A business that enabled its drivers to deliberately falsify tachograph records, operated without a transport manager, and allowed a driver to operate a truck without a Driver CPC, has been disqualified from running trucks for an indefinite period.
Macclesfield-based sole trader Yvonne Naylor was stripped of her O-licence following a public inquiry (PI) on 16 February, which she did not attend. Stephen McEneaney, who acted as a transport manager in name only, received an indefinite disqualification.
A DVSA investigation into the business highlighted many substantial failures including lack of records analysis, prohibitions for maintenance issues, and deliberate record falsification by drivers.
Drivers had been pulling tachograph fuses when they were about to run out of hours, had not been completing checks, and did not hold a Driver CPC.

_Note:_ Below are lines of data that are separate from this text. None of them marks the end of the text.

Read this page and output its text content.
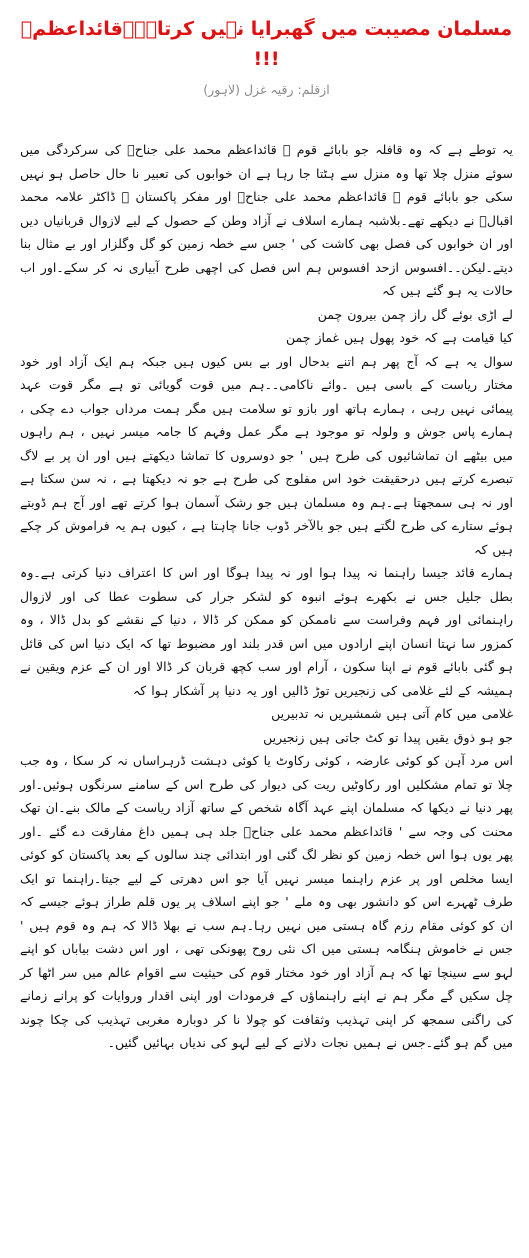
مسلمان مصیبت میں گھبرایا نہیں کرتا۔۔۔قائداعظمؒ !!!
ازقلم: رقیہ غزل (لاہور)

یہ توطے ہے کہ وہ قافلہ جو بابائے قوم ؒ قائداعظم محمد علی جناحؒ کی سرکردگی میں سوئے منزل چلا تھا وہ منزل سے ہٹتا جا رہا ہے ان خوابوں کی تعبیر نا حال حاصل ہو نہیں سکی جو بابائے قوم ؒ قائداعظم محمد علی جناحؒ اور مفکر پاکستان ؒ ڈاکٹر علامہ محمد اقبالؒ نے دیکھے تھے۔بلاشبہ ہمارے اسلاف نے آزاد وطن کے حصول کے لیے لازوال قربانیاں دیں اور ان خوابوں کی فصل بھی کاشت کی ' جس سے خطہ زمین کو گل وگلزار اور بے مثال بنا دیتے۔لیکن۔۔افسوس ازحد افسوس ہم اس فصل کی اچھی طرح آبیاری نہ کر سکے۔اور اب حالات یہ ہو گئے ہیں کہ

لے اڑی بوئے گل راز چمن بیرون چمن

کیا قیامت ہے کہ خود پھول ہیں غماز چمن

سوال یہ ہے کہ آج پھر ہم اتنے بدحال اور بے بس کیوں ہیں جبکہ ہم ایک آزاد اور خود مختار ریاست کے باسی ہیں ۔وائے ناکامی۔۔ہم میں قوت گویائی تو ہے مگر قوت عہد پیمائی نہیں رہی ، ہمارے ہاتھ اور بازو تو سلامت ہیں مگر ہمت مرداں جواب دے چکی ، ہمارے پاس جوش و ولولہ تو موجود ہے مگر عمل وفہم کا جامہ میسر نہیں ، ہم راہوں میں بیٹھے ان تماشائیوں کی طرح ہیں ' جو دوسروں کا تماشا دیکھتے ہیں اور ان پر بے لاگ تبصرے کرتے ہیں درحقیقت خود اس مفلوج کی طرح ہے جو نہ دیکھتا ہے ، نہ سن سکتا ہے اور نہ ہی سمجھتا ہے۔ہم وہ مسلمان ہیں جو رشک آسمان ہوا کرتے تھے اور آج ہم ڈوبتے ہوئے ستارے کی طرح لگتے ہیں جو بالآخر ڈوب جانا چاہتا ہے ، کیوں ہم یہ فراموش کر چکے ہیں کہ

ہمارے قائد جیسا راہنما نہ پیدا ہوا اور نہ پیدا ہوگا اور اس کا اعتراف دنیا کرتی ہے۔وہ بطل جلیل جس نے بکھرے ہوئے انبوہ کو لشکر جرار کی سطوت عطا کی اور لازوال راہنمائی اور فہم وفراست سے ناممکن کو ممکن کر ڈالا ، دنیا کے نقشے کو بدل ڈالا ، وہ کمزور سا نہتا انسان اپنے ارادوں میں اس قدر بلند اور مضبوط تھا کہ ایک دنیا اس کی قائل ہو گئی بابائے قوم نے اپنا سکون ، آرام اور سب کچھ قربان کر ڈالا اور ان کے عزم ویقین نے ہمیشہ کے لئے غلامی کی زنجیریں توڑ ڈالیں اور یہ دنیا پر آشکار ہوا کہ

غلامی میں کام آتی ہیں شمشیریں نہ تدبیریں

جو ہو ذوق یقیں پیدا تو کٹ جاتی ہیں زنجیریں

اس مرد آہن کو کوئی عارضہ ، کوئی رکاوٹ یا کوئی دہشت ڈرہراساں نہ کر سکا ، وہ جب چلا تو تمام مشکلیں اور رکاوٹیں ریت کی دیوار کی طرح اس کے سامنے سرنگوں ہوئیں۔اور پھر دنیا نے دیکھا کہ مسلمان اپنے عہد آگاہ شخص کے ساتھ آزاد ریاست کے مالک بنے۔ان تھک محنت کی وجہ سے ' قائداعظم محمد علی جناحؒ جلد ہی ہمیں داغ مفارقت دے گئے ۔اور پھر یوں ہوا اس خطہ زمین کو نظر لگ گئی اور ابتدائی چند سالوں کے بعد پاکستان کو کوئی ایسا مخلص اور پر عزم راہنما میسر نہیں آیا جو اس دھرتی کے لیے جیتا۔راہنما تو ایک طرف ٹھہرے اس کو دانشور بھی وہ ملے ' جو اپنے اسلاف پر یوں قلم طراز ہوئے جیسے کہ ان کو کوئی مقام رزم گاہ ہستی میں نہیں رہا۔ہم سب نے بھلا ڈالا کہ ہم وہ قوم ہیں ' جس نے خاموش ہنگامہ ہستی میں اک نئی روح پھونکی تھی ، اور اس دشت بیاباں کو اپنے لہو سے سینچا تھا کہ ہم آزاد اور خود مختار قوم کی حیثیت سے اقوام عالم میں سر اٹھا کر چل سکیں گے مگر ہم نے اپنے راہنماؤں کے فرمودات اور اپنی اقدار وروایات کو پرانے زمانے کی راگنی سمجھ کر اپنی تہذیب وثقافت کو چولا نا کر دوبارہ مغربی تہذیب کی چکا چوند میں گم ہو گئے۔جس نے ہمیں نجات دلانے کے لیے لہو کی ندیاں بہائیں گئیں۔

Drivers Thomas Naylor, Alan Taylor, and Paul Johnson were convicted of tachograph falsification offences at Grimsby Magistrates’ Court.
Thomas Naylor was stopped at Immingham docks in October 2013 without a Driver Qualification Card, and claimed the load he was carrying was for his personal use, something which the DVSA proved was incorrect. The business was operating as a subcontractor for another firm. The DVSA alleged that the business was operating out of an unauthorised site, as no one at the nominated operating centre knew Yvonne Naylor.

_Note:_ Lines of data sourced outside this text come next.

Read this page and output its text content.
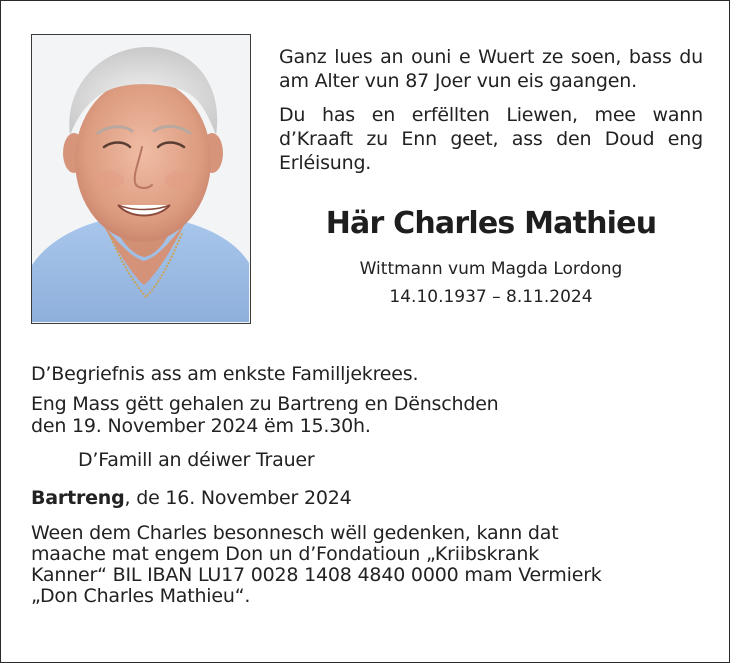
Ganz lues an ouni e Wuert ze soen, bass du am Alter vun 87 Joer vun eis gaangen.

Du has en erfëllten Liewen, mee wann d’Kraaft zu Enn geet, ass den Doud eng Erléisung.

Här Charles Mathieu
Wittmann vum Magda Lordong
14.10.1937 – 8.11.2024

D’Begriefnis ass am enkste Familljekrees.

Eng Mass gëtt gehalen zu Bartreng en Dënschden

den 19. November 2024 ëm 15.30h.

D’Famill an déiwer Trauer

Bartreng, de 16. November 2024

Ween dem Charles besonnesch wëll gedenken, kann dat

maache mat engem Don un d’Fondatioun „Kriibskrank

Kanner“ BIL IBAN LU17 0028 1408 4840 0000 mam Vermierk

„Don Charles Mathieu“.
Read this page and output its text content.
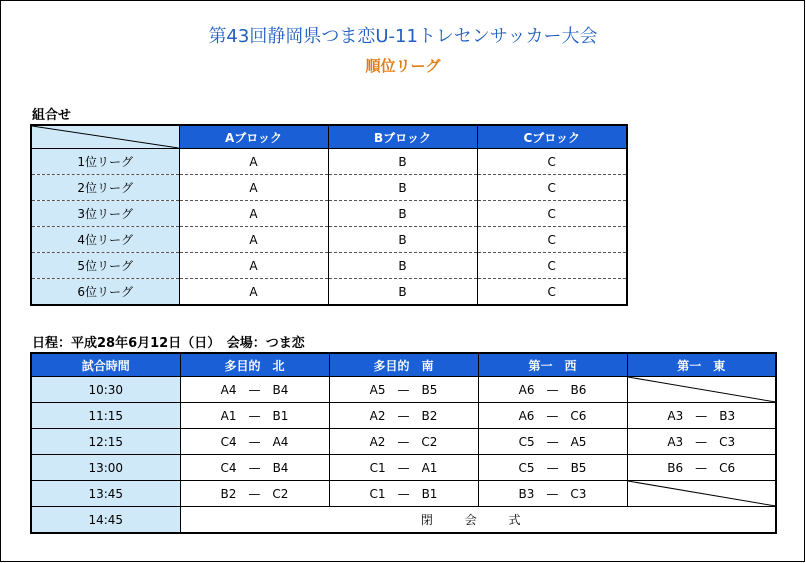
第43回静岡県つま恋U-11トレセンサッカー大会
順位リーグ
組合せ
	Aブロック	Bブロック	Cブロック
1位リーグ	A	B	C
2位リーグ	A	B	C
3位リーグ	A	B	C
4位リーグ	A	B	C
5位リーグ	A	B	C
6位リーグ	A	B	C
日程：平成28年6月12日（日）　会場：つま恋
試合時間	多目的　北	多目的　南	第一　西	第一　東
10:30	A4 — B4	A5 — B5	A6 — B6	

11:15	A1 — B1	A2 — B2	A6 — C6	A3 — B3
12:15	C4 — A4	A2 — C2	C5 — A5	A3 — C3
13:00	C4 — B4	C1 — A1	C5 — B5	B6 — C6
13:45	B2 — C2	C1 — B1	B3 — C3	

14:45	閉 会 式			
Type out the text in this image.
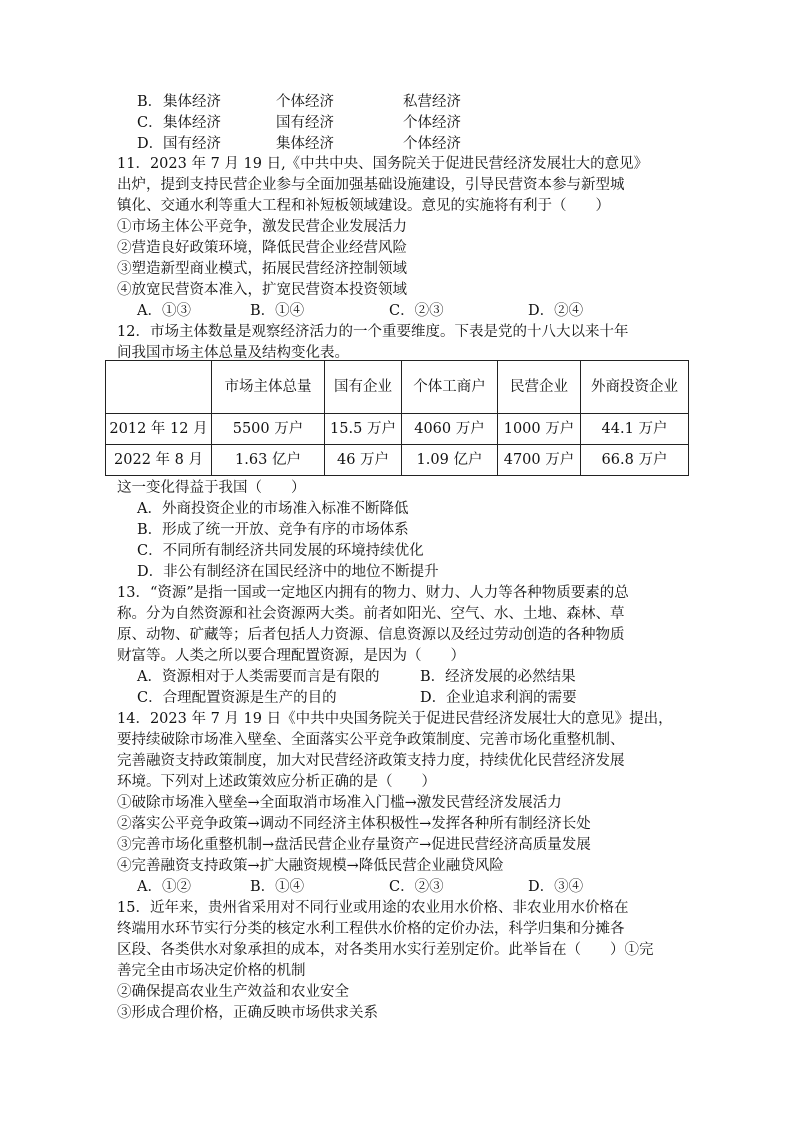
B． 集体经济	个体经济	私营经济
C． 集体经济	国有经济	个体经济
D． 国有经济	集体经济	个体经济
11．2023 年 7 月 19 日,《中共中央、国务院关于促进民营经济发展壮大的意见》
出炉，提到支持民营企业参与全面加强基础设施建设，引导民营资本参与新型城
镇化、交通水利等重大工程和补短板领域建设。意见的实施将有利于（　　）
①市场主体公平竞争，激发民营企业发展活力
②营造良好政策环境，降低民营企业经营风险
③塑造新型商业模式，拓展民营经济控制领域
④放宽民营资本准入，扩宽民营资本投资领域
A．①③	B．①④	C．②③	D．②④
12．市场主体数量是观察经济活力的一个重要维度。下表是党的十八大以来十年
间我国市场主体总量及结构变化表。
	市场主体总量	国有企业	个体工商户	民营企业	外商投资企业
2012 年 12 月	5500 万户	15.5 万户	4060 万户	1000 万户	44.1 万户
2022 年 8 月	1.63 亿户	46 万户	1.09 亿户	4700 万户	66.8 万户
这一变化得益于我国（　　）
A．外商投资企业的市场准入标准不断降低
B．形成了统一开放、竞争有序的市场体系
C．不同所有制经济共同发展的环境持续优化
D．非公有制经济在国民经济中的地位不断提升
13．“资源”是指一国或一定地区内拥有的物力、财力、人力等各种物质要素的总
称。分为自然资源和社会资源两大类。前者如阳光、空气、水、土地、森林、草
原、动物、矿藏等；后者包括人力资源、信息资源以及经过劳动创造的各种物质
财富等。人类之所以要合理配置资源，是因为（　　）
A．资源相对于人类需要而言是有限的	B．经济发展的必然结果
C．合理配置资源是生产的目的	D．企业追求利润的需要
14．2023 年 7 月 19 日《中共中央国务院关于促进民营经济发展壮大的意见》提出，
要持续破除市场准入壁垒、全面落实公平竞争政策制度、完善市场化重整机制、
完善融资支持政策制度，加大对民营经济政策支持力度，持续优化民营经济发展
环境。下列对上述政策效应分析正确的是（　　）
①破除市场准入壁垒→全面取消市场准入门槛→激发民营经济发展活力
②落实公平竞争政策→调动不同经济主体积极性→发挥各种所有制经济长处
③完善市场化重整机制→盘活民营企业存量资产→促进民营经济高质量发展
④完善融资支持政策→扩大融资规模→降低民营企业融贷风险
A．①②	B．①④	C．②③	D．③④
15．近年来，贵州省采用对不同行业或用途的农业用水价格、非农业用水价格在
终端用水环节实行分类的核定水利工程供水价格的定价办法，科学归集和分摊各
区段、各类供水对象承担的成本，对各类用水实行差别定价。此举旨在（　　）①完
善完全由市场决定价格的机制
②确保提高农业生产效益和农业安全
③形成合理价格，正确反映市场供求关系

Naylor claimed in a letter to the Office of the Traffic Commissioner that it was the responsibility of transport manager McEneaney to analyse drivers’ records as part of his role, and said his lack of doing so allowed the drivers’ convictions to go unnoticed. This was contradicted by McEneaney, who claimed Naylor’s husband had told him to lie to the DVSA about looking at charts when he had not.
In another letter before the PI, Naylor said she felt she was being “personally singled out and victimised” by the authorities, which West Midlands traffic commissioner (TC) Nick Jones did not accept.

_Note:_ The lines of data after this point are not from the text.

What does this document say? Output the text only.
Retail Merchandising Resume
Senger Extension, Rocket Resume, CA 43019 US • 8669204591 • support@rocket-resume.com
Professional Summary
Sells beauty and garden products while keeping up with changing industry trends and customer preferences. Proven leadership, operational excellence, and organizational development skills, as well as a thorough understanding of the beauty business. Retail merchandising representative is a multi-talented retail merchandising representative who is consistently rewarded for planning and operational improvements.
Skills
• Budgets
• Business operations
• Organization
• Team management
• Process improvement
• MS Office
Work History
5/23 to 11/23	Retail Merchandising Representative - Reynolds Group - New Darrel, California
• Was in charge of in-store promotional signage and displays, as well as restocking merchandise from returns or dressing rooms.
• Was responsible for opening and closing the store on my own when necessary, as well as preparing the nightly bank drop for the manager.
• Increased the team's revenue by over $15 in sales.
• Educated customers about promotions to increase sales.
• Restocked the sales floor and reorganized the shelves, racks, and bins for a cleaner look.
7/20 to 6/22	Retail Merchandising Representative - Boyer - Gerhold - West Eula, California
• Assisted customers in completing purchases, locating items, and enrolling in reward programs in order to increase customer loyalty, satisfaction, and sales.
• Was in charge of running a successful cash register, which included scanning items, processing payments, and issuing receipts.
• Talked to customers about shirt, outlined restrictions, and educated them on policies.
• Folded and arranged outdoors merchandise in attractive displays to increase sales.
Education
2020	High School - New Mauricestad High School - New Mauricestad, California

The TC said in his written decision last month: “I place weight on the fact that the operator had not dismissed drivers who falsified records, instead they have been given reprimands (or at least that is what is claimed). I would expect a compliant operator to summarily dismiss any driver who falsified records.
“It is apparent that while drivers falsified records, the operator was at the heart of the falsifications and the culture of this organisation was one of commercial advantage being placed above compliance with the law.”
He found that McEneaney had “acquiesced to the demands of Yvonne Naylor”, which had placed the safety of other road users at risk.
“Any transport manager who allows his name to be put forward as transport manager knowing that he is not performing the role deserves to be kept out of the operator licensing system,” said the TC.
The only factor the TC said he could find in favour of the operator was its proposal to surrender its O-licence.